Le lâchage de Laurent Fabius a eu lieu à l’hôtel Meurice où Ouattara est descendu avec sa délégation.
En effet, la veille de sa rencontre avec le Président François Hollande, ADO y a reçu le ministre Fabius, pour les derniers réglages avant l’Elysée. Une heure durant, Alassane Ouattara l’a reçu en tête à tête. Signe de la complexité des sujets abordés.
Pendant ce temps-là, les journalistes attendaient pour le point de presse qui devait sanctionner la rencontre.
Durant cette dernière, un journaliste ivoirien a posé à Laurent Fabius la question suivante : « Pour répondre à la question sécuritaire à l’Ouest de la Côte d’Ivoire, précisément à Duekoué, des massacres ont eu lieu la semaine dernière. Est-ce que ça a été au menu de vos discussions ?».
Et contre toute attente, Laurent Fabius, auréolé du titre d’ami de Ouattara, lui assène le coup de grâce: « Je préfère laisser le Président Ouattara s’exprimer ».
Selon les usages diplomatiques, Laurent Fabius aurait dû répondre à la question, même à minima, et ensuite passer le relais à Ouattara pour plus d’éclairage.
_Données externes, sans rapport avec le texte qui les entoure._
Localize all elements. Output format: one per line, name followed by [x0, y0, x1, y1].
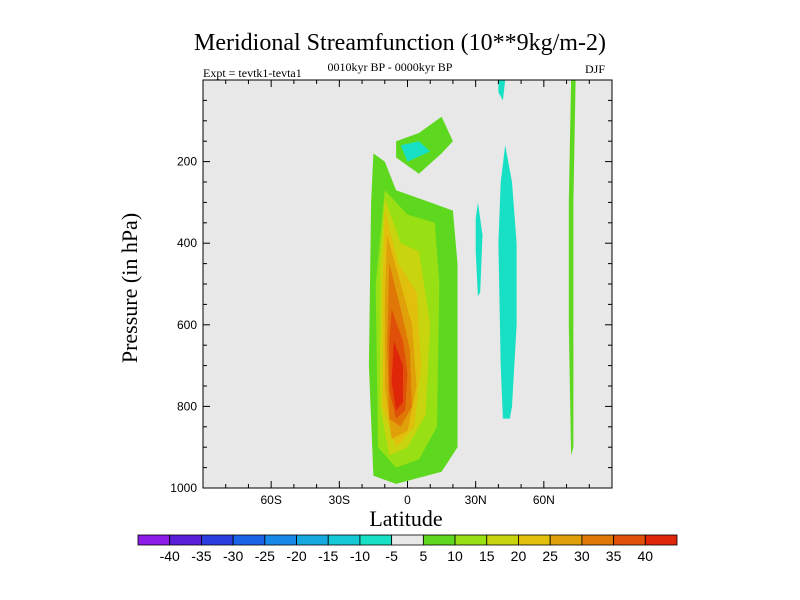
x-tick-label: 30S: [329, 493, 350, 507]
colorbar-box: [391, 534, 424, 546]
colorbar-box: [296, 534, 329, 546]
y-axis-label: Pressure (in hPa): [117, 212, 142, 364]
colorbar-label: -35: [191, 548, 211, 564]
y-tick-label: 800: [177, 399, 197, 413]
colorbar-box: [359, 534, 393, 546]
colorbar-label: -5: [385, 548, 398, 564]
contour-region-upper-cell: [400, 141, 431, 162]
x-tick-label: 30N: [465, 493, 487, 507]
colorbar-label: -30: [223, 548, 243, 564]
colorbar-label: 30: [574, 548, 590, 564]
colorbar-label: 40: [638, 548, 654, 564]
colorbar-box: [454, 534, 488, 546]
colorbar-box: [327, 534, 361, 546]
colorbar-label: -25: [255, 548, 275, 564]
colorbar-label: -10: [350, 548, 370, 564]
x-tick-label: 0: [404, 493, 411, 507]
y-tick-label: 200: [177, 155, 197, 169]
x-tick-label: 60S: [260, 493, 281, 507]
y-tick-label: 400: [177, 236, 197, 250]
colorbar-label: 25: [542, 548, 558, 564]
colorbar-label: 10: [447, 548, 463, 564]
colorbar-box: [169, 534, 202, 546]
colorbar-label: -40: [160, 548, 180, 564]
colorbar-box: [518, 534, 551, 546]
period-label: 0010kyr BP - 0000kyr BP: [327, 60, 453, 74]
colorbar-box: [422, 534, 456, 546]
y-tick-label: 1000: [170, 481, 197, 495]
chart-title: Meridional Streamfunction (10**9kg/m-2): [194, 30, 606, 56]
colorbar-box: [137, 534, 171, 546]
colorbar-label: -20: [286, 548, 306, 564]
colorbar-box: [644, 534, 678, 546]
contour-region-band-35n: [475, 202, 483, 297]
colorbar-label: -15: [318, 548, 338, 564]
colorbar-label: 20: [511, 548, 527, 564]
colorbar-box: [264, 534, 297, 546]
colorbar-box: [581, 534, 614, 546]
y-tick-label: 600: [177, 318, 197, 332]
contour-region-band-70n: [568, 80, 576, 456]
contour-region-hadley-positive: [391, 341, 403, 411]
experiment-label: Expt = tevtk1-tevta1: [203, 66, 302, 80]
contour-region-band-45n: [498, 145, 517, 419]
x-tick-label: 60N: [533, 493, 555, 507]
colorbar-label: 35: [606, 548, 622, 564]
colorbar-box: [549, 534, 583, 546]
colorbar-box: [201, 534, 234, 546]
colorbar-box: [613, 534, 646, 546]
x-axis-label: Latitude: [369, 506, 443, 531]
colorbar-label: 5: [419, 548, 427, 564]
colorbar-box: [232, 534, 266, 546]
colorbar-box: [486, 534, 519, 546]
season-label: DJF: [585, 62, 606, 76]
contour-region-band-45n: [498, 80, 506, 101]
colorbar-label: 15: [479, 548, 495, 564]
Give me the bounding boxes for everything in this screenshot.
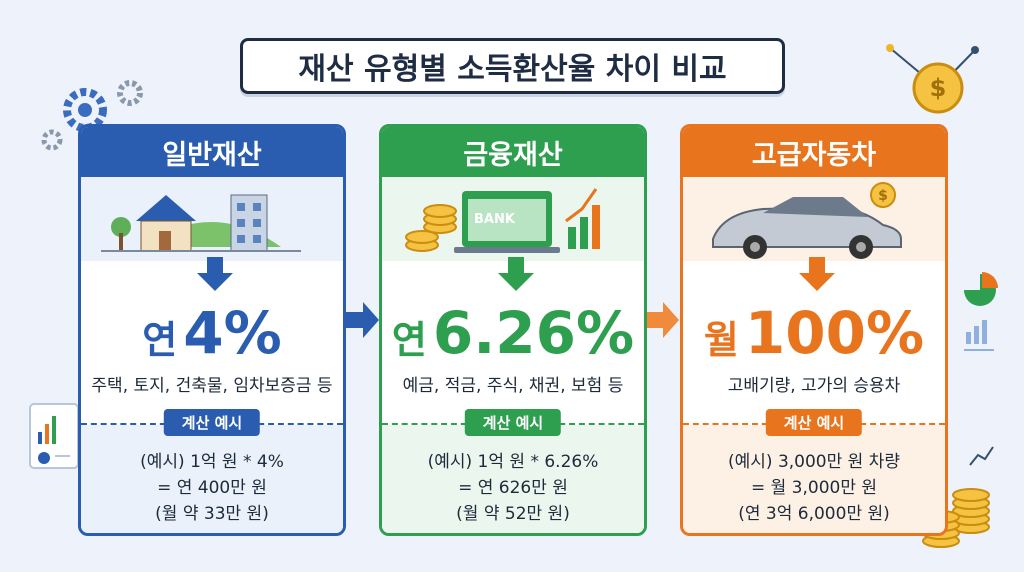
gears-icon <box>41 80 143 151</box>
page-title: 재산 유형별 소득환산율 차이 비교 <box>240 38 785 94</box>
example-label: 계산 예시 <box>163 409 261 436</box>
illustration: $ <box>712 182 902 259</box>
rate-prefix: 월 <box>703 318 739 362</box>
example-area: (예시) 3,000만 원 차량 = 월 3,000만 원 (연 3억 6,000만… <box>683 425 945 533</box>
svg-text:$: $ <box>930 74 947 102</box>
illustration: BANK <box>405 188 600 253</box>
example-line: = 연 626만 원 <box>458 478 568 498</box>
bank-label: BANK <box>474 212 516 227</box>
description: 고배기량, 고가의 승용차 <box>727 376 901 396</box>
card-header: 고급자동차 <box>683 127 945 177</box>
card: 고급자동차 $ 월 100% 고배기량, 고가의 승용차 (예시) 3,000만 원 차… <box>680 124 948 536</box>
example-line: (월 약 52만 원) <box>456 504 570 524</box>
card-illustration: $ <box>683 177 945 261</box>
description: 예금, 적금, 주식, 채권, 보험 등 <box>402 376 624 396</box>
report-icon <box>29 403 79 469</box>
example-line: (예시) 1억 원 * 6.26% <box>427 452 599 472</box>
rate: 월 100% <box>683 299 945 367</box>
rate: 연 6.26% <box>382 299 644 367</box>
arrow-right <box>645 302 679 338</box>
arrow-down <box>197 257 233 291</box>
example-line: (월 약 33만 원) <box>155 504 269 524</box>
example-line: (연 3억 6,000만 원) <box>738 504 890 524</box>
example-area: (예시) 1억 원 * 6.26% = 연 626만 원 (월 약 52만 원) <box>382 425 644 533</box>
rate-value: 4% <box>183 299 282 367</box>
rate-prefix: 연 <box>142 318 178 362</box>
description: 주택, 토지, 건축물, 임차보증금 등 <box>91 376 333 396</box>
example-line: (예시) 3,000만 원 차량 <box>728 452 900 472</box>
rate-prefix: 연 <box>391 318 427 362</box>
arrow-right <box>345 302 379 338</box>
example-label: 계산 예시 <box>765 409 863 436</box>
card: 일반재산 연 4% 주택, 토지, 건축물, 임차보증금 등 (예시) 1억 원 * … <box>78 124 346 536</box>
rate: 연 4% <box>81 299 343 367</box>
svg-text:$: $ <box>878 188 888 204</box>
example-area: (예시) 1억 원 * 4% = 연 400만 원 (월 약 33만 원) <box>81 425 343 533</box>
rate-value: 100% <box>744 299 925 367</box>
rate-value: 6.26% <box>432 299 635 367</box>
example-line: = 월 3,000만 원 <box>750 478 878 498</box>
card-header: 금융재산 <box>382 127 644 177</box>
side-chart-icon <box>964 272 998 351</box>
card-illustration <box>81 177 343 261</box>
card-illustration: BANK <box>382 177 644 261</box>
illustration <box>101 194 301 252</box>
example-line: (예시) 1억 원 * 4% <box>140 452 284 472</box>
card: 금융재산 BANK 연 6.26% 예금, 적금, 주식, 채권, 보험 등 (예시)… <box>379 124 647 536</box>
coin-icon: $ <box>886 44 979 114</box>
example-line: = 연 400만 원 <box>157 478 267 498</box>
arrow-down <box>799 257 835 291</box>
arrow-down <box>498 257 534 291</box>
card-header: 일반재산 <box>81 127 343 177</box>
example-label: 계산 예시 <box>464 409 562 436</box>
Son attitude a été décryptée comme la preuve qu’il n’avait pas du tout l’intention de protéger Ouattara sur le génocide WÊ de Duekoué, ou de prendre des coups à sa place.

Ouattara, surpris par l’attitude de son ami, de répondre que « la situation avait dérapé à l’ouest, qu’il condamnait la violence, que l’attaque du camp des réfugiés était inacceptable, qu’une commission d’enquête avait été mise sur pied qui est en cours de faire son travail et à l’issue de son travail, les juges prendront le dossier et ceux qui ont commis des crimes seront punis ».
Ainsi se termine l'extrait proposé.